I guess the real question is: can you live with things the way they are? Because we know how hopeless it is to change other people. I was pushed away in every sense -- physically and emotionally -- and the toll it began to take was pretty bad. But some people like a lot of separation in their relationships. It's different for everyone. I hope in time the answer will become clear for you. What's not good is that in-between state where you haven't made peace with things but you're still stuck in them. That was miserable!
I am relatively new to Al-Anon and I think it takes time for me to make peace with things. I already got a lot better, compared to the day of my first meeting. The first beer in the evening or day does not bother me that much any more.
I don't know if I can live like this forever. I gave myself a deadline. Before it I am not making any major decisions, unless necessary. In case though, I wonder if it makes sense to tell him I am breaking up, without having given him a chance?
I also wonder if there is anything I can change about me? In the book "The dilemma of the a. marriage" there were several types of people with sexual problems, and I could consider myself the "doubter", because I have doubts and I am afraid to be hurt.
Al-Anon advises us that when we're in doubt, we wait until things become clearer. (That's for people under no threat of physical harm, of course, which sounds like your case.)

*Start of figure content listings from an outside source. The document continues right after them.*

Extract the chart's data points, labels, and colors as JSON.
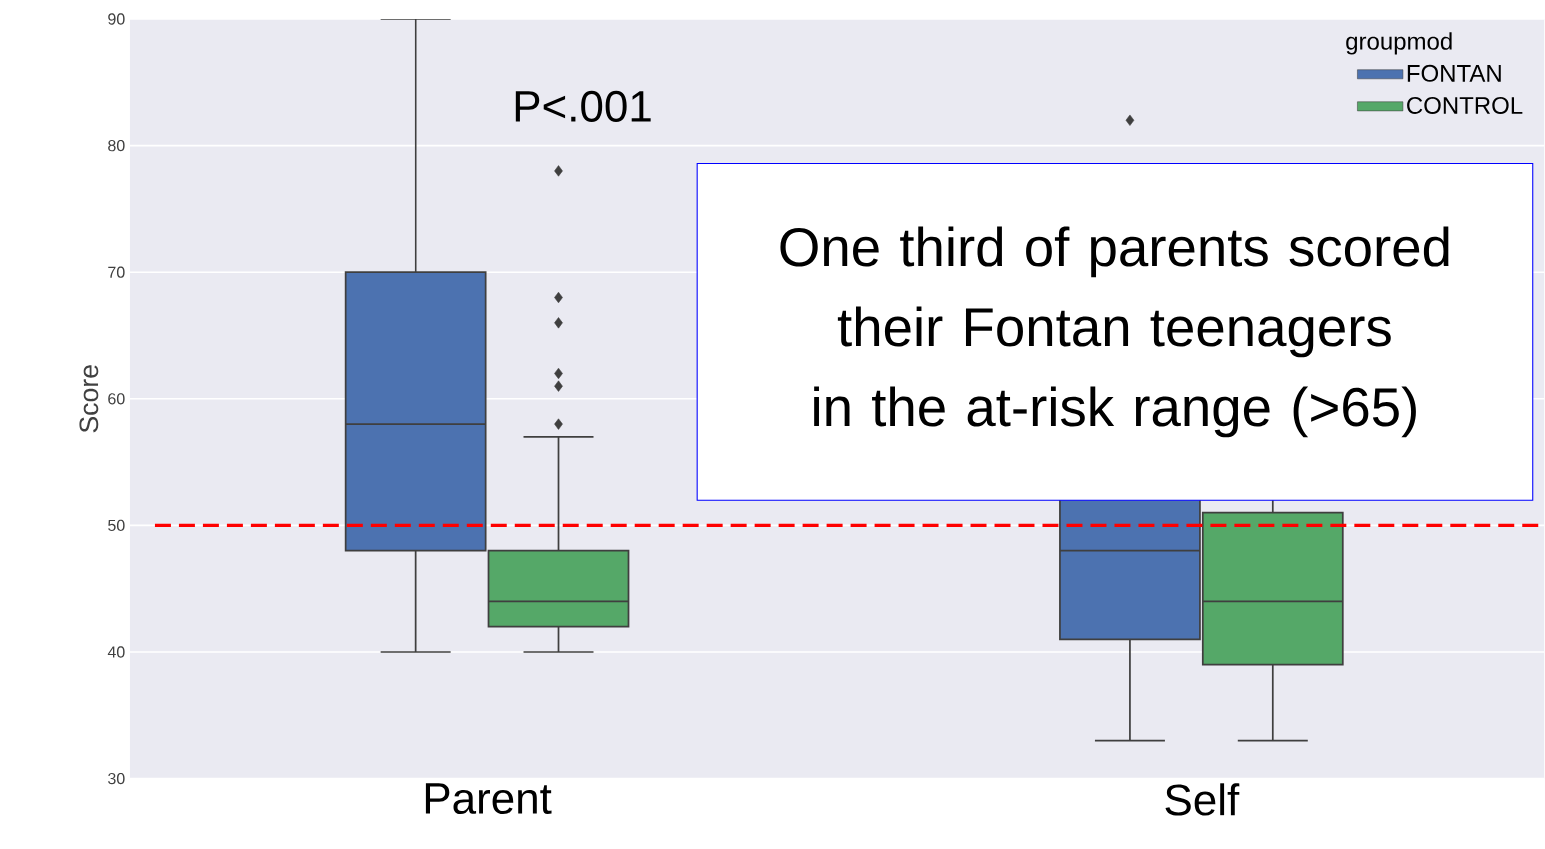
{
  "chart_data": {
    "type": "box",
    "ylabel": "Score",
    "legend_title": "groupmod",
    "categories": [
      "Parent",
      "Self"
    ],
    "series": [
      {
        "name": "FONTAN",
        "color": "#4c72b0",
        "boxes": [
          {
            "low": 40,
            "q1": 48,
            "median": 58,
            "q3": 70,
            "high": 90
          },
          {
            "low": 33,
            "q1": 41,
            "median": 48,
            "q3": 57,
            "high": 72,
            "outliers": [
              82
            ]
          }
        ]
      },
      {
        "name": "CONTROL",
        "color": "#55a868",
        "boxes": [
          {
            "low": 40,
            "q1": 42,
            "median": 44,
            "q3": 48,
            "high": 57,
            "outliers": [
              78,
              68,
              66,
              62,
              61,
              58
            ]
          },
          {
            "low": 33,
            "q1": 39,
            "median": 44,
            "q3": 51,
            "high": 60
          }
        ]
      }
    ],
    "ylim": [
      30,
      90
    ],
    "yticks": [
      30,
      40,
      50,
      60,
      70,
      80,
      90
    ],
    "grid": "y",
    "legend": "top right",
    "ref_lines": [
      {
        "axis": "y",
        "value": 50,
        "color": "#ff0000",
        "line_style": "dashed"
      }
    ],
    "annotations": [
      "P<.001",
      "One third of parents scored their Fontan teenagers in the at-risk range (>65)"
    ]
  }
}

For me, the "giving him a last chance" turned out to be just so I could tell myself that I'd done it and not have second thoughts afterwards. But who in a relationship can't tell whether the other person is unhappy? I think if we've gently but seriously made ourselves clear, we have to take their response as our answer. Now whether that answer is workable for us is a different question.
From everything I've seen and read, problems in a relationship with an A do not get better unless the A goes into recovery. (And sticks with it.) Sometimes recovery isn't enough. But you can't get started on the rest until the recovery is going.

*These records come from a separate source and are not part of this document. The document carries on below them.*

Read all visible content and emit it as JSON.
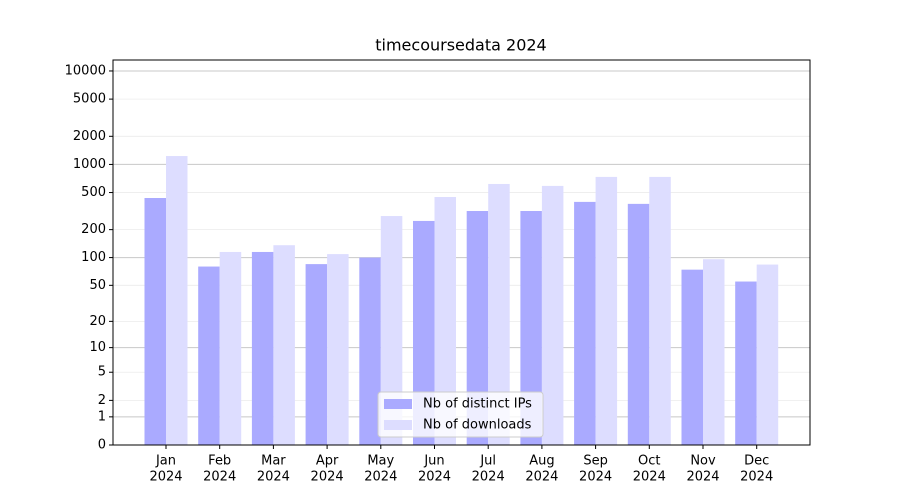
{
  "chart_data": {
    "type": "bar",
    "title": "timecoursedata 2024",
    "yscale": "log1p",
    "categories": [
      [
        "Jan",
        "2024"
      ],
      [
        "Feb",
        "2024"
      ],
      [
        "Mar",
        "2024"
      ],
      [
        "Apr",
        "2024"
      ],
      [
        "May",
        "2024"
      ],
      [
        "Jun",
        "2024"
      ],
      [
        "Jul",
        "2024"
      ],
      [
        "Aug",
        "2024"
      ],
      [
        "Sep",
        "2024"
      ],
      [
        "Oct",
        "2024"
      ],
      [
        "Nov",
        "2024"
      ],
      [
        "Dec",
        "2024"
      ]
    ],
    "series": [
      {
        "name": "Nb of distinct IPs",
        "color": "#aaaaff",
        "values": [
          437,
          80,
          115,
          85,
          100,
          248,
          317,
          317,
          397,
          378,
          74,
          55
        ]
      },
      {
        "name": "Nb of downloads",
        "color": "#ddddff",
        "values": [
          1230,
          115,
          136,
          109,
          280,
          448,
          618,
          589,
          735,
          735,
          96,
          84
        ]
      }
    ],
    "ylim": [
      0,
      13100
    ],
    "yticks": [
      0,
      1,
      2,
      5,
      10,
      20,
      50,
      100,
      200,
      500,
      1000,
      2000,
      5000,
      10000
    ],
    "grid": true,
    "legend": "lower center"
  }
}
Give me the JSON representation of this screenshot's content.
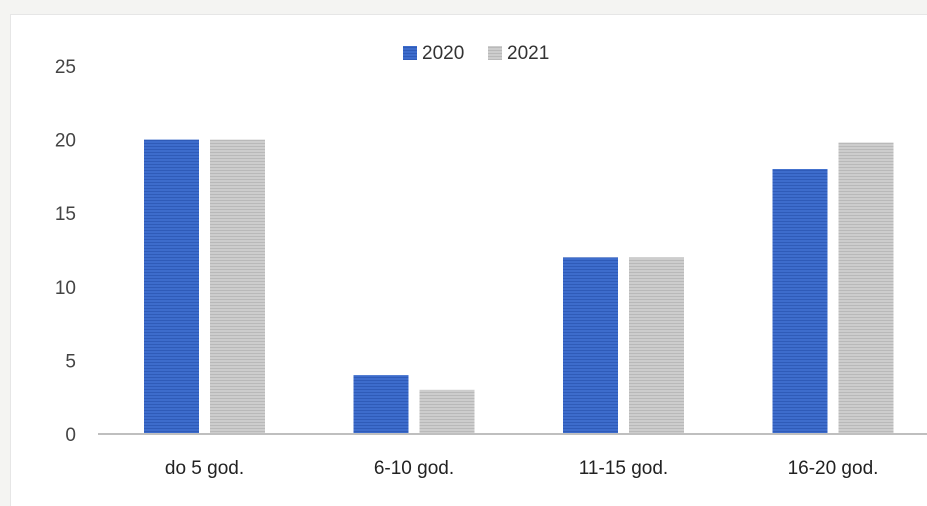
{
  "chart_data": {
    "type": "bar",
    "categories": [
      "do 5 god.",
      "6-10 god.",
      "11-15 god.",
      "16-20 god."
    ],
    "series": [
      {
        "name": "2020",
        "values": [
          20,
          4,
          12,
          18
        ],
        "color": "#3d6ccc"
      },
      {
        "name": "2021",
        "values": [
          20,
          3,
          12,
          19.8
        ],
        "color": "#c8c8c8"
      }
    ],
    "yticks": [
      "0",
      "5",
      "10",
      "15",
      "20",
      "25"
    ],
    "ylim": [
      0,
      25
    ],
    "legend_position": "top-center",
    "grid": false
  }
}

"Forcing" someone into recovery has its own issues. On very rare occasions we can corner someone into making a stab at recovery -- they'll sullenly agree to go to meetings or check into rehab -- but what we find is that unless they make their own decision to recover, they're just going through the motions until the drinking starts again.
I'm sorry if this sounds discouraging. What I've found, though, is that we shouldn't wait for them to stop drinking before we start living our lives peacefully and joyfully. Learning and working the steps helps with that.
I think you are right. I also think he knows that th A is the main issue. He handles it very similarly. I did not find it too discouraging, as it does not mean the end of the relationship right away. The deadline it set myself is next year, so I have at least until then to see things clearly.